Crunching snow. A low growl. Luminous green eyes.

“Stand back, m’lady. It has found us!”

A black shadow streaks across the clearing. Fierce white teeth flash against the knight’s mighty shield. The knight slides backward in the snow but keeps his footing. He rushes forward, his sword gleaming in defiance against the shadow.

Slashing. Tearing. Screaming.

“Desist!” I shout before I can stop myself. “You can’t. We can’t kill him. He too is one of God’s creatures.”

The wolf leaps from his prey and stalks toward me. Behind him, the bewildered knight collapses against a bloodstained snow bank, his chest heaving up and down with desperate breaths. As the wolf approaches, I can see his black, tangled fur begin to blanket the ivory snow. His nose begins to shorten and he stands up on his hind legs. He is so close I can smell the forest on his bare skin. His every feature transforms into that of a man, but his emerald green eyes are unchanging.
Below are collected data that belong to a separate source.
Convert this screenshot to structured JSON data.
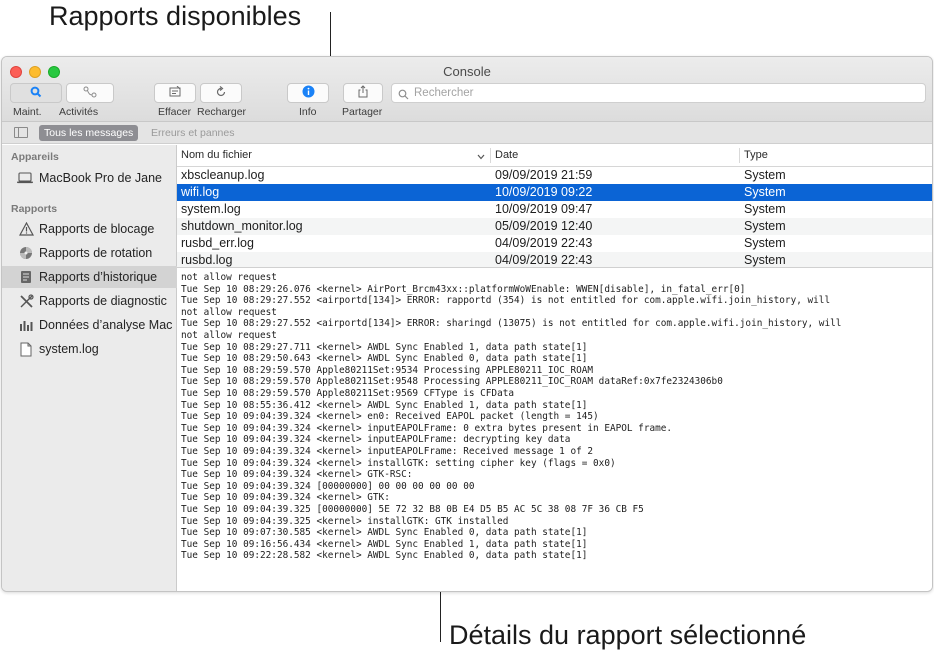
{
  "annotations": {
    "top": "Rapports disponibles",
    "bottom": "Détails du rapport sélectionné"
  },
  "window": {
    "title": "Console"
  },
  "toolbar": {
    "now_label": "Maint.",
    "activities_label": "Activités",
    "clear_label": "Effacer",
    "reload_label": "Recharger",
    "info_label": "Info",
    "share_label": "Partager"
  },
  "search": {
    "placeholder": "Rechercher"
  },
  "filters": {
    "all_messages": "Tous les messages",
    "errors_faults": "Erreurs et pannes"
  },
  "sidebar": {
    "devices_header": "Appareils",
    "device": "MacBook Pro de Jane",
    "reports_header": "Rapports",
    "items": [
      {
        "label": "Rapports de blocage",
        "icon": "warning-triangle-icon"
      },
      {
        "label": "Rapports de rotation",
        "icon": "spin-icon"
      },
      {
        "label": "Rapports d’historique",
        "icon": "document-icon"
      },
      {
        "label": "Rapports de diagnostic",
        "icon": "tools-icon"
      },
      {
        "label": "Données d’analyse Mac",
        "icon": "bar-chart-icon"
      },
      {
        "label": "system.log",
        "icon": "file-icon"
      }
    ],
    "selected_index": 2
  },
  "table": {
    "columns": [
      "Nom du fichier",
      "Date",
      "Type"
    ],
    "rows": [
      {
        "name": "xbscleanup.log",
        "date": "09/09/2019 21:59",
        "type": "System"
      },
      {
        "name": "wifi.log",
        "date": "10/09/2019 09:22",
        "type": "System"
      },
      {
        "name": "system.log",
        "date": "10/09/2019 09:47",
        "type": "System"
      },
      {
        "name": "shutdown_monitor.log",
        "date": "05/09/2019 12:40",
        "type": "System"
      },
      {
        "name": "rusbd_err.log",
        "date": "04/09/2019 22:43",
        "type": "System"
      },
      {
        "name": "rusbd.log",
        "date": "04/09/2019 22:43",
        "type": "System"
      }
    ],
    "selected_index": 1
  },
  "log_lines": [
    "not allow request",
    "Tue Sep 10 08:29:26.076 <kernel> AirPort_Brcm43xx::platformWoWEnable: WWEN[disable], in_fatal_err[0]",
    "Tue Sep 10 08:29:27.552 <airportd[134]> ERROR: rapportd (354) is not entitled for com.apple.wifi.join_history, will",
    "not allow request",
    "Tue Sep 10 08:29:27.552 <airportd[134]> ERROR: sharingd (13075) is not entitled for com.apple.wifi.join_history, will",
    "not allow request",
    "Tue Sep 10 08:29:27.711 <kernel> AWDL Sync Enabled 1, data path state[1]",
    "Tue Sep 10 08:29:50.643 <kernel> AWDL Sync Enabled 0, data path state[1]",
    "Tue Sep 10 08:29:59.570 Apple80211Set:9534 Processing APPLE80211_IOC_ROAM",
    "Tue Sep 10 08:29:59.570 Apple80211Set:9548 Processing APPLE80211_IOC_ROAM dataRef:0x7fe2324306b0",
    "Tue Sep 10 08:29:59.570 Apple80211Set:9569 CFType is CFData",
    "Tue Sep 10 08:55:36.412 <kernel> AWDL Sync Enabled 1, data path state[1]",
    "Tue Sep 10 09:04:39.324 <kernel> en0: Received EAPOL packet (length = 145)",
    "Tue Sep 10 09:04:39.324 <kernel> inputEAPOLFrame: 0 extra bytes present in EAPOL frame.",
    "Tue Sep 10 09:04:39.324 <kernel> inputEAPOLFrame: decrypting key data",
    "Tue Sep 10 09:04:39.324 <kernel> inputEAPOLFrame: Received message 1 of 2",
    "Tue Sep 10 09:04:39.324 <kernel> installGTK: setting cipher key (flags = 0x0)",
    "Tue Sep 10 09:04:39.324 <kernel> GTK-RSC:",
    "Tue Sep 10 09:04:39.324 [00000000] 00 00 00 00 00 00",
    "Tue Sep 10 09:04:39.324 <kernel> GTK:",
    "Tue Sep 10 09:04:39.325 [00000000] 5E 72 32 B8 0B E4 D5 B5 AC 5C 38 08 7F 36 CB F5",
    "Tue Sep 10 09:04:39.325 <kernel> installGTK: GTK installed",
    "Tue Sep 10 09:07:30.585 <kernel> AWDL Sync Enabled 0, data path state[1]",
    "Tue Sep 10 09:16:56.434 <kernel> AWDL Sync Enabled 1, data path state[1]",
    "Tue Sep 10 09:22:28.582 <kernel> AWDL Sync Enabled 0, data path state[1]"
  ],
  "colors": {
    "selection": "#0b64d5",
    "accent_blue": "#1a82f7"
  }
}
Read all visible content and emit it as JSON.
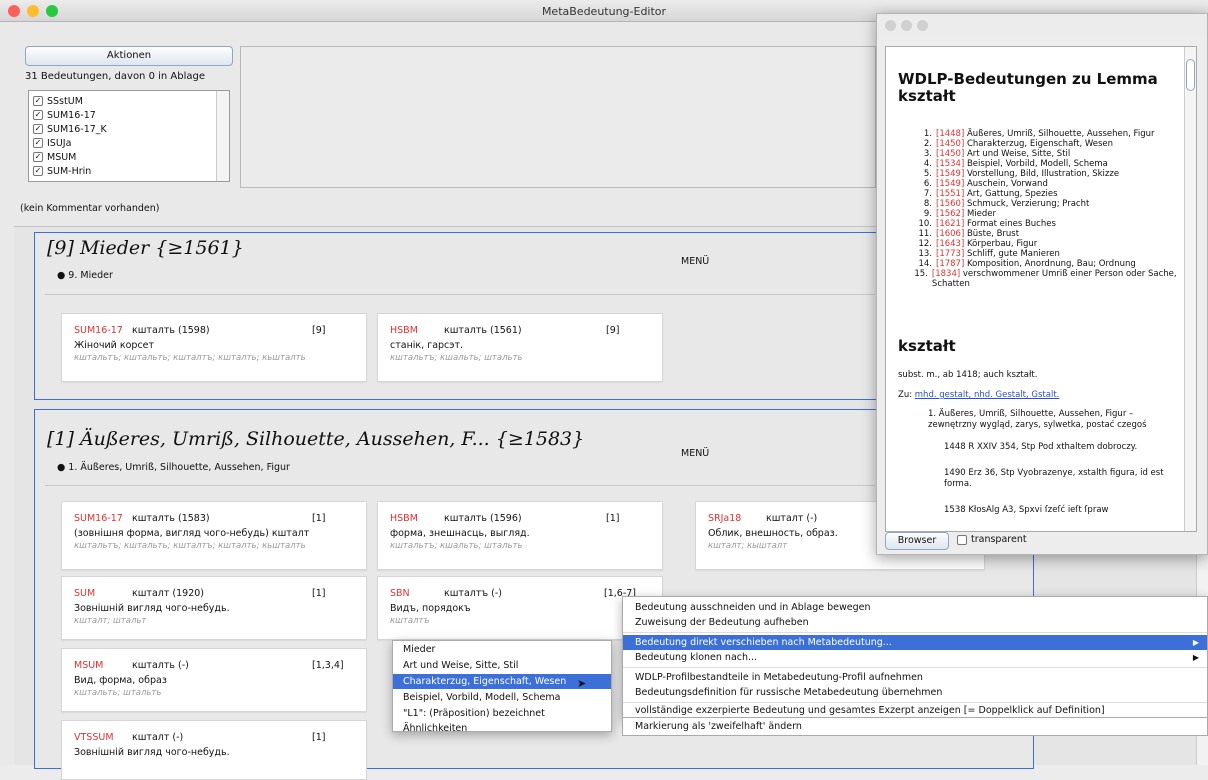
{
  "window": {
    "title": "MetaBedeutung-Editor",
    "traffic": [
      "#fe5f57",
      "#febc2e",
      "#28c840"
    ]
  },
  "toolbar": {
    "aktionen_label": "Aktionen",
    "count_text": "31 Bedeutungen, davon 0 in Ablage"
  },
  "filters": [
    {
      "label": "SSstUM",
      "checked": true
    },
    {
      "label": "SUM16-17",
      "checked": true
    },
    {
      "label": "SUM16-17_K",
      "checked": true
    },
    {
      "label": "ISUJa",
      "checked": true
    },
    {
      "label": "MSUM",
      "checked": true
    },
    {
      "label": "SUM-Hrin",
      "checked": true
    }
  ],
  "comment": "(kein Kommentar vorhanden)",
  "panels": [
    {
      "title": "[9] Mieder {≥1561}",
      "bullet": "● 9. Mieder",
      "menu": "MENÜ",
      "cards": [
        {
          "src": "SUM16-17",
          "lemma": "кшталть (1598)",
          "num": "[9]",
          "def": "Жіночий корсет",
          "forms": "кштальтъ; кштальть; кшталтъ; кшталть; кьшталть"
        },
        {
          "src": "HSBM",
          "lemma": "кшталть (1561)",
          "num": "[9]",
          "def": "станік, гарсэт.",
          "forms": "кштальтъ; кшальть; штальть"
        }
      ]
    },
    {
      "title": "[1] Äußeres, Umriß, Silhouette, Aussehen, F... {≥1583}",
      "bullet": "● 1. Äußeres, Umriß, Silhouette, Aussehen, Figur",
      "menu": "MENÜ",
      "cards": [
        {
          "src": "SUM16-17",
          "lemma": "кшталть (1583)",
          "num": "[1]",
          "def": "(зовнішня форма, вигляд чого-небудь) кшталт",
          "forms": "кштальтъ; кштальть; кшталтъ; кшталть; кьшталть"
        },
        {
          "src": "HSBM",
          "lemma": "кшталть (1596)",
          "num": "[1]",
          "def": "форма, знешнасць, выгляд.",
          "forms": "кштальтъ; кшальть; штальть"
        },
        {
          "src": "SRJa18",
          "lemma": "кшталт (-)",
          "num": "",
          "def": "Облик, внешность, образ.",
          "forms": "кшталт; кышталт"
        },
        {
          "src": "SUM",
          "lemma": "кшталт (1920)",
          "num": "[1]",
          "def": "Зовнішній вигляд чого-небудь.",
          "forms": "кшталт; штальт"
        },
        {
          "src": "SBN",
          "lemma": "кшталтъ (-)",
          "num": "[1,6-7]",
          "def": "Видъ, порядокъ",
          "forms": "кшталтъ"
        },
        {
          "src": "MSUM",
          "lemma": "кшталть (-)",
          "num": "[1,3,4]",
          "def": "Вид, форма, образ",
          "forms": "кштальть; штальть"
        },
        {
          "src": "VTSSUM",
          "lemma": "кшталт (-)",
          "num": "[1]",
          "def": "Зовнішній вигляд чого-небудь.",
          "forms": ""
        }
      ]
    }
  ],
  "popup": {
    "heading": "WDLP-Bedeutungen zu Lemma",
    "lemma": "kształt",
    "senses": [
      {
        "n": "1.",
        "year": "[1448]",
        "text": "Äußeres, Umriß, Silhouette, Aussehen, Figur"
      },
      {
        "n": "2.",
        "year": "[1450]",
        "text": "Charakterzug, Eigenschaft, Wesen"
      },
      {
        "n": "3.",
        "year": "[1450]",
        "text": "Art und Weise, Sitte, Stil"
      },
      {
        "n": "4.",
        "year": "[1534]",
        "text": "Beispiel, Vorbild, Modell, Schema"
      },
      {
        "n": "5.",
        "year": "[1549]",
        "text": "Vorstellung, Bild, Illustration, Skizze"
      },
      {
        "n": "6.",
        "year": "[1549]",
        "text": "Auschein, Vorwand"
      },
      {
        "n": "7.",
        "year": "[1551]",
        "text": "Art, Gattung, Spezies"
      },
      {
        "n": "8.",
        "year": "[1560]",
        "text": "Schmuck, Verzierung; Pracht"
      },
      {
        "n": "9.",
        "year": "[1562]",
        "text": "Mieder"
      },
      {
        "n": "10.",
        "year": "[1621]",
        "text": "Format eines Buches"
      },
      {
        "n": "11.",
        "year": "[1606]",
        "text": "Büste, Brust"
      },
      {
        "n": "12.",
        "year": "[1643]",
        "text": "Körperbau, Figur"
      },
      {
        "n": "13.",
        "year": "[1773]",
        "text": "Schliff, gute Manieren"
      },
      {
        "n": "14.",
        "year": "[1787]",
        "text": "Komposition, Anordnung, Bau; Ordnung"
      },
      {
        "n": "15.",
        "year": "[1834]",
        "text": "verschwommener Umriß einer Person oder Sache, Schatten"
      }
    ],
    "entry_head": "kształt",
    "entry_gram": "subst. m., ab 1418; auch kształt.",
    "zu_label": "Zu:",
    "zu_link": "mhd. gestalt, nhd. Gestalt, Gstalt.",
    "entry_sense": "1. Äußeres, Umriß, Silhouette, Aussehen, Figur – zewnętrzny wygląd, zarys, sylwetka, postać czegoś",
    "cit1": "1448 R XXIV 354, Stp Pod xthaltem dobroczy.",
    "cit2": "1490 Erz 36, Stp Vyobrazenye, xstalth figura, id est forma.",
    "cit3": "1538 KłosAlg A3, Spxvi ſzeſć ieſt ſpraw",
    "browser_label": "Browser",
    "transparent_label": "transparent"
  },
  "context_menu": {
    "items": [
      "Bedeutung ausschneiden und in Ablage bewegen",
      "Zuweisung der Bedeutung aufheben",
      "Bedeutung direkt verschieben nach Metabedeutung...",
      "Bedeutung klonen nach...",
      "WDLP-Profilbestandteile in Metabedeutung-Profil aufnehmen",
      "Bedeutungsdefinition für russische Metabedeutung übernehmen",
      "vollständige exzerpierte Bedeutung und gesamtes Exzerpt anzeigen [= Doppelklick auf Definition]",
      "Markierung als 'zweifelhaft' ändern"
    ],
    "submenu": [
      "Mieder",
      "Art und Weise, Sitte, Stil",
      "Charakterzug, Eigenschaft, Wesen",
      "Beispiel, Vorbild, Modell, Schema",
      "\"L1\": (Präposition) bezeichnet Ähnlichkeiten"
    ]
  }
}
“God creet’r?” The man-beast’s warm voice sears my face and neck. Unintelligible at first, deep and coarse, but it smoothes into a confident baritone as he continues. “Woman, you know not what you say. This very evening, your Godly knight has shed a river of blood, beginning at the home of a terrified little girl. When I found her she was huddled between the bodies of her parents, her father butchered and her mother––“

His eyes shift from emerald to black. “No. He may be a man, Natalia, but he is more savage than we ever were. He has chosen to sow evil wherever he goes, just as we have vowed to strike down that evil, no matter the form. Do you deny your oath?”

I don’t bother to answer. My blood warms, my teeth sharpen. I think about that child, how helpless she is, how scared and alone. I no longer feel vulnerable, and all pity for the wicked has burned from my veins. My limbs have newfound strength, and I am atop the knight in two bounds.

His loathsome cries fill the night air, dissonant against the chorus of his avenged victims.